Weather Forecast


In matters of the heart, faith becomes real

Roxane Salonen

"Are you sitting?"

The daunting words came from my husband just hours after his heart tests.

The procedures had sprung up suddenly, and just as suddenly turned our lives topsy-turvy.

"It's severe," he'd said, explaining the mitral-valve rupture and need for repair. "We're talking open-heart surgery."

I had to stop him later while he explained precisely what this would mean, remembering exactly why I'd steered clear from a medical career.

Though we know life brings crosses, this one, it seemed, would be even more of a whopper than the murmur that had led us here.

Earlier that week, he'd sat nervously with his siblings and father during his mother's heart surgery. During the waiting, I'd worried, too, for my father-in-law, and now, I was being thrust into that same unwelcomed space of a spouse facing a spouse's surgery on one of the body's most fragile organs.

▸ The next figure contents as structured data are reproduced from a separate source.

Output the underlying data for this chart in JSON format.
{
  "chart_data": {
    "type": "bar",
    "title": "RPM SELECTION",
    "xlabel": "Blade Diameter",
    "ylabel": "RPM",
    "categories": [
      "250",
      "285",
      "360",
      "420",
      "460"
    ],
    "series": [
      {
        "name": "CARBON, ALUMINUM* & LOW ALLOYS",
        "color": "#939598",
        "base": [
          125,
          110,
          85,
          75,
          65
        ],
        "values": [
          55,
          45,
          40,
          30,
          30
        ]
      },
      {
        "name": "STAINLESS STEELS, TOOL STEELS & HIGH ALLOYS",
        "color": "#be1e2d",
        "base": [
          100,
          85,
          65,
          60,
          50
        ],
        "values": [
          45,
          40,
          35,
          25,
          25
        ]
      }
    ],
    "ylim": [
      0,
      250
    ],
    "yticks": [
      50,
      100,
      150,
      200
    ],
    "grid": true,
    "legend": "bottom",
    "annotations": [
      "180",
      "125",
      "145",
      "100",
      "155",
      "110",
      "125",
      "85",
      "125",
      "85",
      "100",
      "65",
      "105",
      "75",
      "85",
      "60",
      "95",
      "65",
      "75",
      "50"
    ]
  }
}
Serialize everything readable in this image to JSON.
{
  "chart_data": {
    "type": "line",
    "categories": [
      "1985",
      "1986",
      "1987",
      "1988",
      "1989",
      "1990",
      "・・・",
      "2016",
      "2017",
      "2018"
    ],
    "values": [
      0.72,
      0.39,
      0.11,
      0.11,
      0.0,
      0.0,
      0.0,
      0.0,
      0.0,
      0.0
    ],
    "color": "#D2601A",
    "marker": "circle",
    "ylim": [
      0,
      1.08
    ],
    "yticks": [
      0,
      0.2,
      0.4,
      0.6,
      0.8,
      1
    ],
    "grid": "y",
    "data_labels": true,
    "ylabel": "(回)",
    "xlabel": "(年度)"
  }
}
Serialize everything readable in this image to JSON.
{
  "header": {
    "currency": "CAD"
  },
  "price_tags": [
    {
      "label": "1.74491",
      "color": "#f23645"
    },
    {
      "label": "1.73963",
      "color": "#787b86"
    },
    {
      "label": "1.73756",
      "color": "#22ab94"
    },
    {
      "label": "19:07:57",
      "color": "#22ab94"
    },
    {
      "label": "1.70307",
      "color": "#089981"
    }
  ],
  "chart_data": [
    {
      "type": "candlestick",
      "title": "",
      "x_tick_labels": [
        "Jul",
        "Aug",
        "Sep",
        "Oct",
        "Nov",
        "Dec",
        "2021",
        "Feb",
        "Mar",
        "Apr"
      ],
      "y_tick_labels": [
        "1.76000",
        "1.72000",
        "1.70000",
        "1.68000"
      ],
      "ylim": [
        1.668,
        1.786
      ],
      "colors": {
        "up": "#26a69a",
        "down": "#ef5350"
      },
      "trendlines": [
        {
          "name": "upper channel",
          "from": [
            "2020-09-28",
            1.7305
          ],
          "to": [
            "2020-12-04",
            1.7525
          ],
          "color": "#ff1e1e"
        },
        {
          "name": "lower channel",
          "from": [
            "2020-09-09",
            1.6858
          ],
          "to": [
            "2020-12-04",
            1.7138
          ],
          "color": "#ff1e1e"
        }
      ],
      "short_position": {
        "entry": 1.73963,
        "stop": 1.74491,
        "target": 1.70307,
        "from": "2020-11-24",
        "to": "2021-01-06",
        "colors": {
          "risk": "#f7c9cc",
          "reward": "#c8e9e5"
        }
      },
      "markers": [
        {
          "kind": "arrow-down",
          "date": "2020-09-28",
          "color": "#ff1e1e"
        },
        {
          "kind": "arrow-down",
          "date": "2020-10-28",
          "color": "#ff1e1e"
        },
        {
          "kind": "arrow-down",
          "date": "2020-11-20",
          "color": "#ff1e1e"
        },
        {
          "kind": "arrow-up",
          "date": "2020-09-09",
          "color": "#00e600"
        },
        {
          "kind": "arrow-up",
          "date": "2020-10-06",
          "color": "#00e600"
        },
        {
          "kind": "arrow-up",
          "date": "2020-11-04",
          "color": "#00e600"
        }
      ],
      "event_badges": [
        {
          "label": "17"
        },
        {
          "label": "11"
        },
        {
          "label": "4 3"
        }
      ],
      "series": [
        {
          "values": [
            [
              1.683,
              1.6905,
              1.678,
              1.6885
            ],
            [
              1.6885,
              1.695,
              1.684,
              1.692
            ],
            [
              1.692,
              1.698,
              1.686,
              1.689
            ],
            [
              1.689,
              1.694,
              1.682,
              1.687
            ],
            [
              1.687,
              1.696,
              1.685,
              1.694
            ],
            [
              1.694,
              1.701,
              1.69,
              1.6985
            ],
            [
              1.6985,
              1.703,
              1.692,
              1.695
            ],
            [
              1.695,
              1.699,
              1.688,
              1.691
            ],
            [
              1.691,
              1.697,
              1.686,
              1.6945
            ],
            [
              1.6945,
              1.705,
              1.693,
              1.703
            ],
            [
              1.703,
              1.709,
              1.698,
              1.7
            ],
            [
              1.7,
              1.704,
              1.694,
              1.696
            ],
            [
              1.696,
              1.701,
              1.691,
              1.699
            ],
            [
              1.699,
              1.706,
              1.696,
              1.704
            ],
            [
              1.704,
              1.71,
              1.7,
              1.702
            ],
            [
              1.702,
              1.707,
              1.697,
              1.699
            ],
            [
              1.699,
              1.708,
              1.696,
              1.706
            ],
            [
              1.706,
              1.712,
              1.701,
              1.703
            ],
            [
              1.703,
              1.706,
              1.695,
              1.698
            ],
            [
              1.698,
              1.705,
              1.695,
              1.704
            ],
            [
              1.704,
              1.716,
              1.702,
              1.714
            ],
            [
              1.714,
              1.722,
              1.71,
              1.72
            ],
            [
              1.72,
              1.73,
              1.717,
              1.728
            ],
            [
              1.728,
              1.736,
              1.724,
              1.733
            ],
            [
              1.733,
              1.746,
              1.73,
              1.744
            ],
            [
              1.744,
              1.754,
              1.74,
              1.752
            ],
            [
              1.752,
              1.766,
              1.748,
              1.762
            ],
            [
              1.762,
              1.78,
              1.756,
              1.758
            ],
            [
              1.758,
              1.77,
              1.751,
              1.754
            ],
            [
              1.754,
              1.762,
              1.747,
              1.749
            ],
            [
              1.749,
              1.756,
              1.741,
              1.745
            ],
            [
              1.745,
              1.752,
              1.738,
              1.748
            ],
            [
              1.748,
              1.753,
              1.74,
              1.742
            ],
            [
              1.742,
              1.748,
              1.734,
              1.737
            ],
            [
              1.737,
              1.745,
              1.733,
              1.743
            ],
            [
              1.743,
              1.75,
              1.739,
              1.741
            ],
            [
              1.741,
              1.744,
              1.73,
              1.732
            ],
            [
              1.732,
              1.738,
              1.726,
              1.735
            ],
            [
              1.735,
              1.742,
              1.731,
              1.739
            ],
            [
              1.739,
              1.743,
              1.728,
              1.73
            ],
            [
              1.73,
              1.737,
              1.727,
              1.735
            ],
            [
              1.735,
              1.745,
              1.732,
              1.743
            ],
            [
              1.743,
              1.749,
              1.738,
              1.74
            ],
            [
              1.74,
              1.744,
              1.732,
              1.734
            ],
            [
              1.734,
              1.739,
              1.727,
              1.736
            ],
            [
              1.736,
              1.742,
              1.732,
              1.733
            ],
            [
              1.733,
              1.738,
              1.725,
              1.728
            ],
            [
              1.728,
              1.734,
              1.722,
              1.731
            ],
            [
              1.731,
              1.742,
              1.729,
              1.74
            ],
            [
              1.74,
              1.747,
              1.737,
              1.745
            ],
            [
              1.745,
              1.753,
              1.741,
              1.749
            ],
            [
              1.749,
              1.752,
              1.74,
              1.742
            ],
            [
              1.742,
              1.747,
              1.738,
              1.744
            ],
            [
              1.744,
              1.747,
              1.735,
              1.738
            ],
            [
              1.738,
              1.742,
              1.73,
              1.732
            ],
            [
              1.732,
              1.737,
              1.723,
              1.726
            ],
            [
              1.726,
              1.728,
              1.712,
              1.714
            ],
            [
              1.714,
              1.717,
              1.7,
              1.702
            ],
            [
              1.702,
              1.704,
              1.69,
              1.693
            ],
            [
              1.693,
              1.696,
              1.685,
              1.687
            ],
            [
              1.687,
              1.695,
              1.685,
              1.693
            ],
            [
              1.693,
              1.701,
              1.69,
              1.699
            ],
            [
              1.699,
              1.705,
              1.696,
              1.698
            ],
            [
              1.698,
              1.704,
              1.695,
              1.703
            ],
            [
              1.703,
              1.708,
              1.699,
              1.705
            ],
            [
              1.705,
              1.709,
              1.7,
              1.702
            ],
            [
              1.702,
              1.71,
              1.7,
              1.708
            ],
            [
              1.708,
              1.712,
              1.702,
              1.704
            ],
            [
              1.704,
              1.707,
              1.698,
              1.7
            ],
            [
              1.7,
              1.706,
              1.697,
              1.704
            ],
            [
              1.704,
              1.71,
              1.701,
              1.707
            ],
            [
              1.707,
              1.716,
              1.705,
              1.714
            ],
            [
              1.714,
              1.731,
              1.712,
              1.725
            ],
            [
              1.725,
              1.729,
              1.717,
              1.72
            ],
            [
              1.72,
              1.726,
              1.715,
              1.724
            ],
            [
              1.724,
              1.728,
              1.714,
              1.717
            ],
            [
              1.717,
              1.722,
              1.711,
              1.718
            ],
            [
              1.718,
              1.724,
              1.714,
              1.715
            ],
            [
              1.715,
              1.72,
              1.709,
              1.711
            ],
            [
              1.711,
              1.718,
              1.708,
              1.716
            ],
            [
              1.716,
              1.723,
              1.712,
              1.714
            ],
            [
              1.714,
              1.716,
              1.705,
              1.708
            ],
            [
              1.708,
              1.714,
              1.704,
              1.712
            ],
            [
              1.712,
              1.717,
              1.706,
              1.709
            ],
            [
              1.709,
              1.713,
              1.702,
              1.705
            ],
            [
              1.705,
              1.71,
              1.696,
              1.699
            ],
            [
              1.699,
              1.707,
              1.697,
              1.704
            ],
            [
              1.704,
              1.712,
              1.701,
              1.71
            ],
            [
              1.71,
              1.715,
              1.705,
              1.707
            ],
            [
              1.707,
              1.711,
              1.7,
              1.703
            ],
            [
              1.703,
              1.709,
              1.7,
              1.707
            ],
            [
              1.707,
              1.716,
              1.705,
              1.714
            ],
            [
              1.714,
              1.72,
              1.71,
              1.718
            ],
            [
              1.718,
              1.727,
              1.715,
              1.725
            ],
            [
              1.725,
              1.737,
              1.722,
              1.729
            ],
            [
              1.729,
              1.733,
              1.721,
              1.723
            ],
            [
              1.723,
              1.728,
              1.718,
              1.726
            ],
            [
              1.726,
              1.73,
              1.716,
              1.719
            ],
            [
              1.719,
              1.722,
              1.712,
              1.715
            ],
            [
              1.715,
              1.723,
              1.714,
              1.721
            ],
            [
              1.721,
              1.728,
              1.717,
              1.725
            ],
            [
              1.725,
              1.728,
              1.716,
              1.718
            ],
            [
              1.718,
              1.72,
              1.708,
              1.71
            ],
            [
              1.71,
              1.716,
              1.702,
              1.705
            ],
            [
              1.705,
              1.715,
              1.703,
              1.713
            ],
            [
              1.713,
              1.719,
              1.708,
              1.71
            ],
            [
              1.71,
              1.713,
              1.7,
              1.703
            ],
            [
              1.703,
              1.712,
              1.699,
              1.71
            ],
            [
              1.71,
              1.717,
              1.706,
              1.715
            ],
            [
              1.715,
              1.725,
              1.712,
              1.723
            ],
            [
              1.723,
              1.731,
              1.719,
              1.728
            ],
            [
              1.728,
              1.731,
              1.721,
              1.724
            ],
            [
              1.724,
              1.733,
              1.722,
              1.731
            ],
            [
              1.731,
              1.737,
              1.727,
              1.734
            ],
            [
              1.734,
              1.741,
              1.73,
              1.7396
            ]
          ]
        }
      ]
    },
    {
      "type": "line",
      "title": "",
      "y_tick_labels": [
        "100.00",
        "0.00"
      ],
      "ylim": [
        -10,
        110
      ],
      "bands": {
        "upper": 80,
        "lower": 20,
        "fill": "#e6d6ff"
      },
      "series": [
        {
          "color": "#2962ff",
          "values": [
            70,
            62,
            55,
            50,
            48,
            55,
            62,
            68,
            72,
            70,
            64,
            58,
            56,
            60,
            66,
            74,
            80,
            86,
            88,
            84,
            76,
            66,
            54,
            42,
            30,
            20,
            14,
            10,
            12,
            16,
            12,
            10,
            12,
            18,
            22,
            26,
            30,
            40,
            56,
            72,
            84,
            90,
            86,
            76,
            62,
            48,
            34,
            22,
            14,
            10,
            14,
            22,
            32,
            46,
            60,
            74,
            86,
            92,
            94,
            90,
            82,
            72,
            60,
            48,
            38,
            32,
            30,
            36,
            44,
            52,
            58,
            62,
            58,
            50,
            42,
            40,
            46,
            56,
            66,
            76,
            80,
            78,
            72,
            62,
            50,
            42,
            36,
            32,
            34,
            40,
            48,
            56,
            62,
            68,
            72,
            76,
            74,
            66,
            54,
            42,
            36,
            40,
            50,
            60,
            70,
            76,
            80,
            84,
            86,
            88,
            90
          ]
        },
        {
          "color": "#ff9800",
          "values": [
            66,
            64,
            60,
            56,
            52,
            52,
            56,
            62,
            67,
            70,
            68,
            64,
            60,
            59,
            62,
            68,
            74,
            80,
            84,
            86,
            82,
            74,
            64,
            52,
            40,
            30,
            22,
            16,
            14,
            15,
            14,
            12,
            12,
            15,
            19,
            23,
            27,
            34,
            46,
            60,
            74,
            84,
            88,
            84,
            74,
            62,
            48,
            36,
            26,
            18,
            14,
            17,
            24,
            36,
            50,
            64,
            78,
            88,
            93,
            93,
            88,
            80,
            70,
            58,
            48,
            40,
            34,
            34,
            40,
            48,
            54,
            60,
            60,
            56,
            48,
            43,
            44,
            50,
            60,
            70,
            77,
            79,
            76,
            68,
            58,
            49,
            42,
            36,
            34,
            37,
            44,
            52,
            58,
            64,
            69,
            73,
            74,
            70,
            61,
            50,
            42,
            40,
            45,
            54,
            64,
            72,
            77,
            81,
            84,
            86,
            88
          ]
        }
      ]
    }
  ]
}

As I tried processing it all, natural fear mixed curiously with a feeling of calm. Though the unknowns loomed like ghosts, the quiet presence of God hovered near, too, ready to sustain us.

Here, the rubber of faith would meet its road; we'd need to rely more than ever on what had been growing in us all the years prior.

The next evening, I walked alone along a pitch-black path of the monastery grounds where I often seek solace, feeling it the best place to contemplate this cross and what it might mean.

But there in the country, where nightlights come only from faraway stars, a cold darkness took hold. Forging ahead, I began to sing out loud, and little by little, the fears faded. Passing a statue of Our Lady of the Prairies in the distance, I felt myself held.

I'd need to recall this image repeatedly over the next weeks — on the way to the hospital the morning of surgery; while hugging my husband before watching him being wheeled away into the scariest moment of his life; in waiting more hours than expected to hear results; and while, unknowing, his heart flatlined at first exposure to air, causing temporary surgical-room panic.

And though I wouldn't know until later how Dr. Newman had held and massaged my beloved's heart back to life, during the six hours of surgery, I sensed every prayer from those who'd prayed in my stead.

One by one, they rose and melded, forming a cacophony of a heart-shaped song, the sweet, melodic petition of which reached heavenward for the God of second chances.

Our road ahead may be long and still bring dark moments, but faith, though elusive at times, will be what comforts in the ongoing symphony of God's love, ringing out softly, eternally, emanating light and hope.